Europe has finally swung open its door to American tourists for the first time since March 2020. But how hard is it to get there—and once you have landed, how do you cross the Continent’s many borders? Is California’s digital vaccination record going to ease your way past Covid-19 checks in Paris? Will New York’s Excelsior Pass get you preferential treatment in Rome?

Before digging out the passport and springing for a ticket, here are some things to consider while planning a European trip this summer.

With the coronavirus still circulating, traveling this year won’t be like anything we have seen in the past. You will need to do more planning than normal, since rules can vary between countries, even within the European Union. If you don’t usually buy travel insurance, you might want to reconsider this year.
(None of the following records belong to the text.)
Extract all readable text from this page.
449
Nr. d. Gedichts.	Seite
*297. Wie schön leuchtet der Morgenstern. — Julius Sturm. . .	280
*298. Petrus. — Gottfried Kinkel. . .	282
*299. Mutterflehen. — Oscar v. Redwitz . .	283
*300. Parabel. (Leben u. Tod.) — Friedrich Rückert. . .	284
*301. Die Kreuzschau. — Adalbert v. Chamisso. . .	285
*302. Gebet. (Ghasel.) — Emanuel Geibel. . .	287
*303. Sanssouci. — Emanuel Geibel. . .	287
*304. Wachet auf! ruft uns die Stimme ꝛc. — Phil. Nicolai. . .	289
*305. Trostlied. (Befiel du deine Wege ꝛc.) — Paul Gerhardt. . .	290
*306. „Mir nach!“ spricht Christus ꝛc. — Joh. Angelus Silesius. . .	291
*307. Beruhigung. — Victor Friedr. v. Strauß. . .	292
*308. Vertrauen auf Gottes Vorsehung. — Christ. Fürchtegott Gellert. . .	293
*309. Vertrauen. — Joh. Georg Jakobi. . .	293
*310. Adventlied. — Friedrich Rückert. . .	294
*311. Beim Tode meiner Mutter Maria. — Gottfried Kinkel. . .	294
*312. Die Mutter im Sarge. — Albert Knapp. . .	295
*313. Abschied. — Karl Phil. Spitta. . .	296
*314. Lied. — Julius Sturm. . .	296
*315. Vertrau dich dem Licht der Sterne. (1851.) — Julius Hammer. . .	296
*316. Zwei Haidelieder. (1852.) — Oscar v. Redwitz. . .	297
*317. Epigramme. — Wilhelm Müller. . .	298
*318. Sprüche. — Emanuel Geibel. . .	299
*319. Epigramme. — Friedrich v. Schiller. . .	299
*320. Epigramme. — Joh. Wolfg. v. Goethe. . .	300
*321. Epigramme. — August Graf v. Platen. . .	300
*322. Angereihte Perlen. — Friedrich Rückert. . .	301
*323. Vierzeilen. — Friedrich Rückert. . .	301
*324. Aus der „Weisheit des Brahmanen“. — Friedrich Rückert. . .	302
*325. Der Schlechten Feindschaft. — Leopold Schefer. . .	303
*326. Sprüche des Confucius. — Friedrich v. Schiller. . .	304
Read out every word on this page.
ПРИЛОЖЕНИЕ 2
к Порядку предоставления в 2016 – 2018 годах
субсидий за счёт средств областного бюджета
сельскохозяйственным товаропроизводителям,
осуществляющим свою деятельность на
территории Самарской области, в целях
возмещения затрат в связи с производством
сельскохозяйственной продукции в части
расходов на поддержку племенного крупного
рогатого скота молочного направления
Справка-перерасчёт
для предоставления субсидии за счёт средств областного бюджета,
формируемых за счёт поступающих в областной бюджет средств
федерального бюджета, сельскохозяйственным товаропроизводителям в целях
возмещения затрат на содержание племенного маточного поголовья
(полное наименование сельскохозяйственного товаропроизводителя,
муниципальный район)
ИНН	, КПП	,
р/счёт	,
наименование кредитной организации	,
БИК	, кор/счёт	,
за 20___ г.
A last-minute positive Covid-19 test for an unvaccinated youngster, or even a vaccinated adult, could result in the loss of thousands of dollars on tickets and hotel reservations.

Infection rates in most of continental Europe have remained relatively low in recent weeks, though the Delta variant is gaining ground and sowing uncertainty, countering what had until recently been rising optimism for both the summer tourism season and the economy more generally.

All the unknowns have some Americans rejiggering their travel plans while still looking for a way to get to Europe this summer.